Inverter semiconductor Temperature Prediction AI Modeling Challenge
The Inverter Semiconductor Temperature Prediction AI Modeling Challenge is a new challenge created for the first time this year, requiring players to solve specific application problems by mining digital value: Based on the massive data from real industrial scenarios provided by ABB, we comprehensively utilize advanced technologies such as machine learning and big data prediction to analyze the relationship between equipment data, and independently develop and establish the temperature estimation model of insulated gate bipolar transistor (IGBT), the core component of inverter, in the Python environment. The temperature fluctuation of IGBTs under different load power is monitored with high precision and fast response. The accuracy and innovation of the model is the key to determining the success of the player.
86 teams and 194 people from 51 universities across the country participated in the competition. In the process of the competition, the judges evaluated and scored the contestants’ works from multiple dimensions such as model accuracy, innovation, feature engineering, etc. A total of 5 teams were selected for the final and participated in the on-site final defense. After a rigorous review by a number of experts from the Service and Transmission Products business unit of ABB China Motion Control Business Unit, Wu Shunyu and Gan Ziyi from Shanghai Jiao Tong University won the first prize, 4 groups of players won the second and third prizes, and 13 groups of teams won the excellence award.
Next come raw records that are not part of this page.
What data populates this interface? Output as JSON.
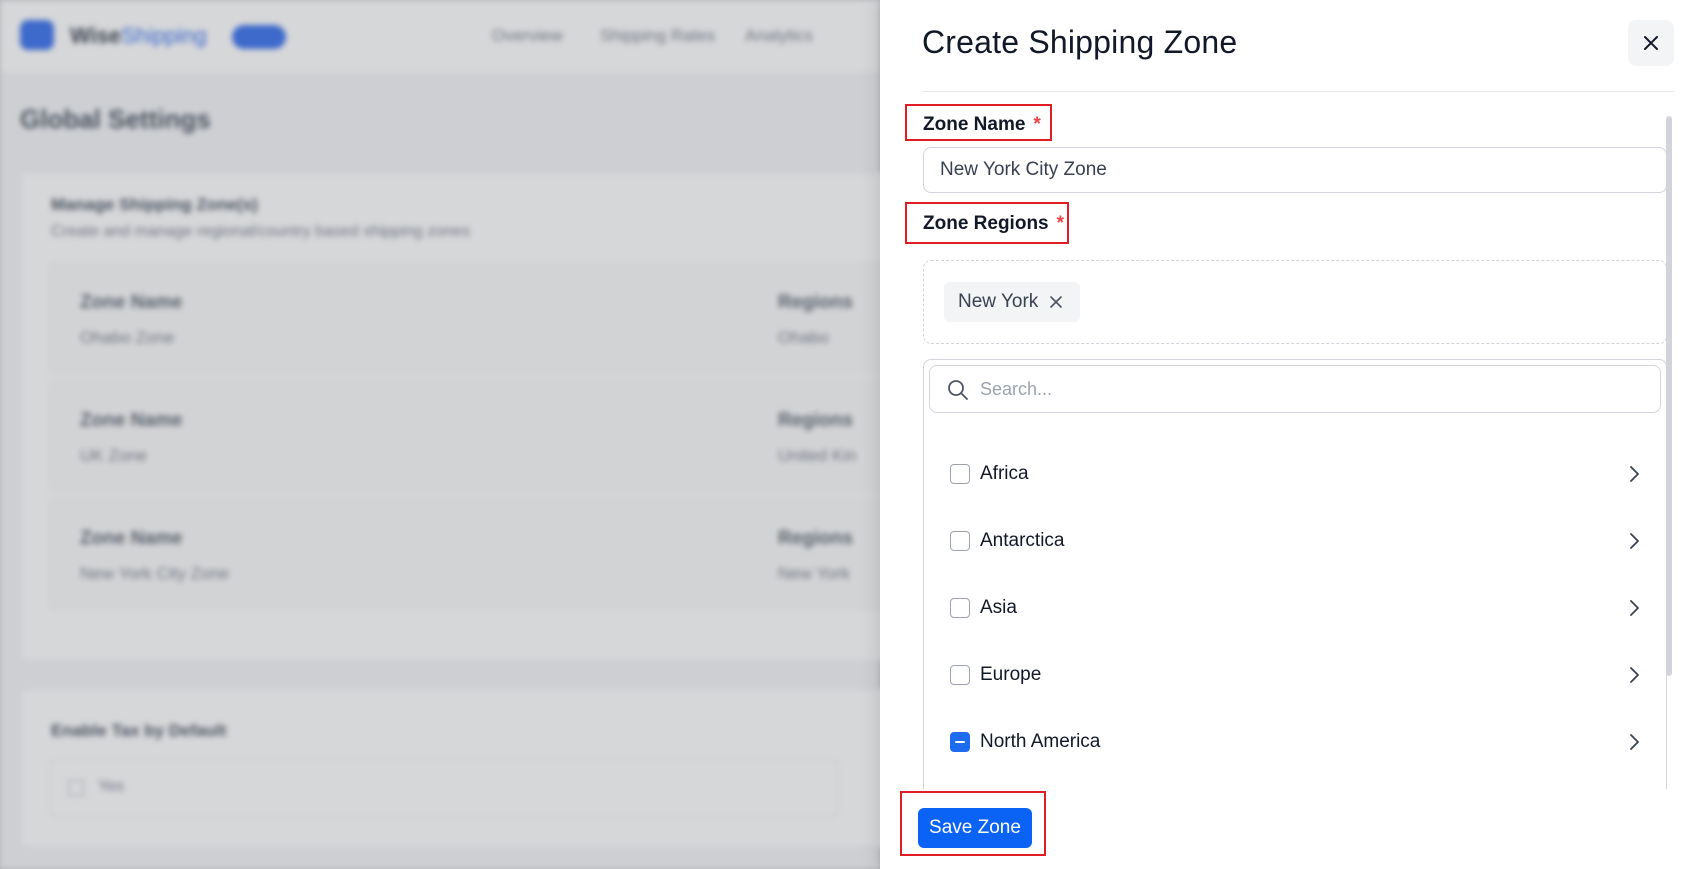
{
  "background": {
    "logo_text_dark": "Wise",
    "logo_text_accent": "Shipping",
    "nav": [
      "Overview",
      "Shipping Rates",
      "Analytics"
    ],
    "page_title": "Global Settings",
    "card_title": "Manage Shipping Zone(s)",
    "card_subtitle": "Create and manage regional/country based shipping zones",
    "zones": [
      {
        "label": "Zone Name",
        "value": "Ohabo Zone",
        "regions_label": "Regions",
        "regions_value": "Ohabo"
      },
      {
        "label": "Zone Name",
        "value": "UK Zone",
        "regions_label": "Regions",
        "regions_value": "United Kin"
      },
      {
        "label": "Zone Name",
        "value": "New York City Zone",
        "regions_label": "Regions",
        "regions_value": "New York"
      }
    ],
    "card2_title": "Enable Tax by Default",
    "card2_option": "Yes"
  },
  "drawer": {
    "title": "Create Shipping Zone",
    "zone_name": {
      "label": "Zone Name",
      "required_mark": "*",
      "value": "New York City Zone"
    },
    "zone_regions": {
      "label": "Zone Regions",
      "required_mark": "*",
      "selected": [
        {
          "label": "New York"
        }
      ]
    },
    "search": {
      "placeholder": "Search..."
    },
    "regions": [
      {
        "label": "Africa",
        "state": "unchecked"
      },
      {
        "label": "Antarctica",
        "state": "unchecked"
      },
      {
        "label": "Asia",
        "state": "unchecked"
      },
      {
        "label": "Europe",
        "state": "unchecked"
      },
      {
        "label": "North America",
        "state": "partial"
      }
    ],
    "save_label": "Save Zone"
  },
  "colors": {
    "primary": "#0b63f6",
    "highlight": "#e11d24",
    "required": "#ef4444"
  },
  "icons": {
    "close": "close-icon",
    "remove_chip": "x-icon",
    "search": "search-icon",
    "expand": "chevron-right-icon"
  }
}
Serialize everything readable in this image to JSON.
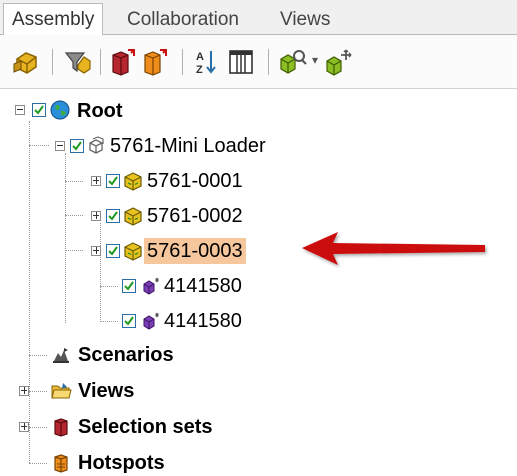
{
  "tabs": [
    {
      "label": "Assembly"
    },
    {
      "label": "Collaboration"
    },
    {
      "label": "Views"
    }
  ],
  "toolbar": {
    "icons": [
      "group-icon",
      "filter-icon",
      "expand-red-icon",
      "expand-orange-icon",
      "sort-az-icon",
      "columns-icon",
      "find-icon",
      "move-icon"
    ]
  },
  "tree": {
    "root": "Root",
    "assembly": "5761-Mini Loader",
    "parts": [
      "5761-0001",
      "5761-0002",
      "5761-0003",
      "4141580",
      "4141580"
    ],
    "scenarios": "Scenarios",
    "views": "Views",
    "selection_sets": "Selection sets",
    "hotspots": "Hotspots"
  },
  "colors": {
    "selection": "#f6c79c",
    "arrow": "#cc1111",
    "checkbox_border": "#2a6ea8",
    "check": "#1f9a1f"
  }
}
Mr. Qi Luping, head of ABB Motion Control Business Division in China, spoke highly of the organization of the competition and the performance of the participating students, saying: “We are very happy to see so many college students actively participate in the competition, and we also hope that through this competition to provide a platform for college students to help them apply the methods and theoretical knowledge learned in school to production practice, experience how to use and analyze data in real industrial scenarios, and find ways to find solutions in non-ideal or missing data states.” Solve real production problems. Participants in this process will get a very good experience, but also expand the understanding of frequency converter technology and industrial knowledge. At the same time, their innovative ideas can also provide us with some new ideas and inspiration. We also hope to use this platform to provide excellent college students with the opportunity to show their talents, and cultivate interdisciplinary talents with excellent innovation and practical ability for society.”